The Successful Gesture

How Marlon Brando kept it real


in Pop Studies


There’s a line in The Great Gatsby that took me by surprise when I first read it in high school, and I’ve been puzzling over it ever since. Early on, the fictional narrator Nick Carraway is thinking about what makes Gatsby special. He wonders “if personality is an unbroken series of successful gestures” which seemed at first blush like a strange thing to say. Isn’t personality supposed to be something more than a mere gesture? Aren’t gestures, a form of non-verbal communication, supposed to convey aspects of one’s personality in the first place? The phrase eluded me for a while until I thought of it as describing what it might be like to be an actor — and, of course, Gatsby was always playing a role of his own invention — which is about constantly making successful gestures, which ultimately add up to creating a genuine personality, albeit fictional.  

Nick goes on to describe this tragic, glamorous friend: “There was something gorgeous about him, some heightened sensitivity to the promises of life, as if he were related to one of those intricate machines that register earthquakes a thousand miles away.”  It’s not a bad description of the legendary actor Marlon Brando, who was born 100 years ago today. That heightened sensitivity is a part of what made Brando into such an icon and why his charm still captivates audiences all these years later. His crackling authenticity can tell this intensely self-conscious age something about what keeping it real really means.

Even if he had never made any, Brando’s life would have been the ideal fodder for a movie. A strikingly handsome, charismatic, unruly Midwestern kid arrives in artistically bustling postwar New York City and enrolls at the legendary Actor’s Studio. Acting, William Mann wrote about Brando in his biography The Contender, is the only thing he’s ever been good at. At first, he’s all mumbles and slouches and fists jammed in his pockets, dragging loads of psychic baggage courtesy of two alcoholic parents (Dad is harsh and abusive while Mom is poetic and vulnerable) behind him, which means that his moods can vary from utterly charming to violent at a moment’s notice.  

What he learns at the feet of Stella Adler, the renowned actress and teacher at the Actor’s Studio, is that acting is not about you. If she had simply ordered him to think about his Daddy issues to help him get into character, it would have been too much, and he would have probably screamed and sulked off into oblivion. Instead, she instructs him in the profound truth that, “Everyone is acting every day.”  

We are all performing ourselves daily, aren’t we, which is not to suggest that we’re all being fake or contrived. Far from it. If you want to unveil what is inside to come to light, first you must learn how to reshape the incoherent mass of feelings into a tangible shape. You need a successful gesture that will finally express what you’re trying to say, what you deeply feel, and what you need others to understand. Performance done well is truth, which requires imagination, reflection, and craft. In a word, art.  

In many cases, actors treat dialogue like it’s sacred and must be strictly adhered to. Which isn’t necessarily a bad thing.

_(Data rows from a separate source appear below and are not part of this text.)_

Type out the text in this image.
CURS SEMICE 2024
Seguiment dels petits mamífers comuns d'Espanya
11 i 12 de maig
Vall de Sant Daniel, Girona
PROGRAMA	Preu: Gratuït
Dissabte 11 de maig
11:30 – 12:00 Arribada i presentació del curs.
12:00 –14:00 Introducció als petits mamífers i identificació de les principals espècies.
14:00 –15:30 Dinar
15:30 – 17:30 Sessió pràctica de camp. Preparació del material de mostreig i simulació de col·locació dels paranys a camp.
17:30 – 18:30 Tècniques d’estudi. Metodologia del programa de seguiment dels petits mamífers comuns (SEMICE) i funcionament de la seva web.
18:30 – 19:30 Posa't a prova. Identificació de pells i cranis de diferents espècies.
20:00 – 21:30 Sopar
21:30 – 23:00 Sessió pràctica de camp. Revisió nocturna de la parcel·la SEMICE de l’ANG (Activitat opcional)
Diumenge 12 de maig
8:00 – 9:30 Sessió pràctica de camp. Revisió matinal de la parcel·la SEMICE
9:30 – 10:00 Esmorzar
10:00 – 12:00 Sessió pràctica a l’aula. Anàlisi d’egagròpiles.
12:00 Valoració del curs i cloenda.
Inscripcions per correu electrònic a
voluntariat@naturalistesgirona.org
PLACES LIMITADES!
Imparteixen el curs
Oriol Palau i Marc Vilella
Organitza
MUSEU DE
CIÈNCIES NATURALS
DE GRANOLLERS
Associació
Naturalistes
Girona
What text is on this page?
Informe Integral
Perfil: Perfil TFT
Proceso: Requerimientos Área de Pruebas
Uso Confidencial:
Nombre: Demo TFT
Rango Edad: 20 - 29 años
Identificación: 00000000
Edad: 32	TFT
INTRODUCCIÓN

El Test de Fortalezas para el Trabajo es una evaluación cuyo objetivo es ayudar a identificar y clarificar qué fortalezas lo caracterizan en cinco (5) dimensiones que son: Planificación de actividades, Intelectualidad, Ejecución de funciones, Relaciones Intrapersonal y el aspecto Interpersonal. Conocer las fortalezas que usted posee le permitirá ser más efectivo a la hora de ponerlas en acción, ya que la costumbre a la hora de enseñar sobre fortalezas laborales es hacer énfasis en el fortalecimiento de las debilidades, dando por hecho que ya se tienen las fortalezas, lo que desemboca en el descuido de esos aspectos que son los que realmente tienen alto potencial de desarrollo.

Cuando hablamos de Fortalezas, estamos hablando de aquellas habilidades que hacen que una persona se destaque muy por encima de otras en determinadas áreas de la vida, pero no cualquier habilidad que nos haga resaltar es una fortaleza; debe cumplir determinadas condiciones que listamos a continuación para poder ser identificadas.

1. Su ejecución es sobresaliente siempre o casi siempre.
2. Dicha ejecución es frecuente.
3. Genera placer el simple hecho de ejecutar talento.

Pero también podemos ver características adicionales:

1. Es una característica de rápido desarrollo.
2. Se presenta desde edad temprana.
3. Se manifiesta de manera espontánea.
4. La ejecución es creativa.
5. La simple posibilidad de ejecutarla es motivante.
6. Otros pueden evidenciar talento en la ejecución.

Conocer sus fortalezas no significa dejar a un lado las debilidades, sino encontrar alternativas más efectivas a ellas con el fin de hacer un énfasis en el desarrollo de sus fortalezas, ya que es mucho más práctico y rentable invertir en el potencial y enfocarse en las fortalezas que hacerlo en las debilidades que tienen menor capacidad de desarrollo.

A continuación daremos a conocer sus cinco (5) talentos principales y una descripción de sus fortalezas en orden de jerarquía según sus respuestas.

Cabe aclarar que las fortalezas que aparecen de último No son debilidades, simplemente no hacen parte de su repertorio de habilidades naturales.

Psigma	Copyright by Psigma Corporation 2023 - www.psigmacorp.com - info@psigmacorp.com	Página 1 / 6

Sometimes if the writing is that good, like in Shakespeare or in the ratatat rhythms of screwball comedy, make the text your guide and you’re golden. In contrast, Brando would essentially rewrite his lines so they felt natural to him, with all the awkward pauses and mumbles and half-starts that come with everyday conversation, where we’re always groping for the right thing to say. This made his characters real in a rare way; Brando was a revelation for his generation of actors. No less than Jack Nicholson said that Brando “gave us our freedom.”  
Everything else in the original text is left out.